Reactive Allocation Checkpointing

Reactive (autoscaling) allocations pose unique challenges for the checkpoint broker:

  • Variable node count. The checkpoint size estimate (GPU memory × node count) changes as the allocation scales. The broker re-evaluates cost on each cycle using the current node count.
  • Scale-down as implicit checkpoint trigger. When the scheduler decides to scale down a reactive allocation, it triggers a checkpoint on the nodes being released before removing them from the allocation. This ensures state is preserved.
  • Recommendation: For reactive allocations with complex distributed state, use checkpoint: manual and implement application-level checkpoint coordination. The broker’s automatic checkpointing works best for static-size allocations where checkpoint size is predictable.

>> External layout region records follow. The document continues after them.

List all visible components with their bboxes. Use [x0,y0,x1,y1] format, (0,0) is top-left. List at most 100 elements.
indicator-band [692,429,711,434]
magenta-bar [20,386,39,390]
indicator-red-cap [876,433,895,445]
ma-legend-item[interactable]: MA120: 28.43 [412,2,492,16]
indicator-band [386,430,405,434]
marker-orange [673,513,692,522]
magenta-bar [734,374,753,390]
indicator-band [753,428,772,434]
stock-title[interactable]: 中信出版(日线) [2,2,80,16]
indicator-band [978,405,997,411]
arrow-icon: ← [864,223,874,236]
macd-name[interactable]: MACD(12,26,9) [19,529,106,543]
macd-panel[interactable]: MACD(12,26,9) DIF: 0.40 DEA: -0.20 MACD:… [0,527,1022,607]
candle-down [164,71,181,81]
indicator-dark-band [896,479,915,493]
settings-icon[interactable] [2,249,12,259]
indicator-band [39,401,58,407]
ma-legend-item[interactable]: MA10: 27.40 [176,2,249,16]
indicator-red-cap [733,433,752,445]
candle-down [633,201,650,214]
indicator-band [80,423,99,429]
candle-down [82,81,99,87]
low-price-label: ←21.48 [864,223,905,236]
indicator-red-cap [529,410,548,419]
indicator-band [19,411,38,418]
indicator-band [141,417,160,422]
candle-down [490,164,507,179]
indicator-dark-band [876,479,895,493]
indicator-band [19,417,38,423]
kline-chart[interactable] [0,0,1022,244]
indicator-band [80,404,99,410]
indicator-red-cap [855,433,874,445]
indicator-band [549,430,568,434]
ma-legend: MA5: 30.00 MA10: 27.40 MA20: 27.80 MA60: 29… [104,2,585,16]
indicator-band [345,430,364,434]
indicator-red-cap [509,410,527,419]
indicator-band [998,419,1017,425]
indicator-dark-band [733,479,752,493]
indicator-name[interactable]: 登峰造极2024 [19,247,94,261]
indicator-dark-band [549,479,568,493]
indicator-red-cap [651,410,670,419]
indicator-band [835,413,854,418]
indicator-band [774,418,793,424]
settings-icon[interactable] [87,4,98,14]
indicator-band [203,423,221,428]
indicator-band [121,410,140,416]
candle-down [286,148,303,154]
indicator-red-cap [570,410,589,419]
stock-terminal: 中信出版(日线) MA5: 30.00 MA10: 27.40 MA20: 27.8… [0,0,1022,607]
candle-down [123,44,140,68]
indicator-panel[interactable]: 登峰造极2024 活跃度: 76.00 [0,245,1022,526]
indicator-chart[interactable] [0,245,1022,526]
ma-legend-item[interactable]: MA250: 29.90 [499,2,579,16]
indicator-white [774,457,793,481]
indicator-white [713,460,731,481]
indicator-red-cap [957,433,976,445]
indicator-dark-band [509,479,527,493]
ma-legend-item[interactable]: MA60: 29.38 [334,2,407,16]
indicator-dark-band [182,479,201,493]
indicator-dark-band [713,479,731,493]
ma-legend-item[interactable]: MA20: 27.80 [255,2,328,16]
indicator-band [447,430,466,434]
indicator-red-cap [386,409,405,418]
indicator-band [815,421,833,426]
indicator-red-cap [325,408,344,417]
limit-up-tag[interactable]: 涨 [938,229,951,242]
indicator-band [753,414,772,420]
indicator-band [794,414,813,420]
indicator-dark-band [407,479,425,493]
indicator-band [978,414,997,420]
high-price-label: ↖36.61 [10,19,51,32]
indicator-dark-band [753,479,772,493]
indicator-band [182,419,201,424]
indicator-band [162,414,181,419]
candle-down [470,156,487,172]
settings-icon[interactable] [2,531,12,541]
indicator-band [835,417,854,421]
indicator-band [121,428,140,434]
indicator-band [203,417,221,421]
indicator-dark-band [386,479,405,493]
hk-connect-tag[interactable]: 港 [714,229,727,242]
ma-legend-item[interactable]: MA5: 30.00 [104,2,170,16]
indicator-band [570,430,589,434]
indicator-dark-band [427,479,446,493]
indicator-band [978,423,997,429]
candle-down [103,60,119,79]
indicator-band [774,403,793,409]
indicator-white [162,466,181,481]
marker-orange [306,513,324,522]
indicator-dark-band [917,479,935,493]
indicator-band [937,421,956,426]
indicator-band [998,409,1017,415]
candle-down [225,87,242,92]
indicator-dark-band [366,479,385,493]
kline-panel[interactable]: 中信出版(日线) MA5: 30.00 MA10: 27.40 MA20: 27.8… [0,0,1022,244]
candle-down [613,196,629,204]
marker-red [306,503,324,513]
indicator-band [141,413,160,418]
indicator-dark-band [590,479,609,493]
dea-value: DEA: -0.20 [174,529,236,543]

Walltime vs Checkpoint Race

When an allocation’s walltime expires while a checkpoint is in progress:

  • Walltime takes priority. The walltime timer is not extended to accommodate the checkpoint.
  • If the checkpoint completes before the SIGTERM grace period expires, the checkpoint is usable for restart.
  • If the checkpoint is still in progress when SIGKILL is sent, the checkpoint is considered incomplete and is not used for restart. The allocation is marked Failed with reason walltime_exceeded.
  • To avoid this race, schedule checkpoints proactively as walltime approaches (the recompute_saved value naturally increases near walltime expiration).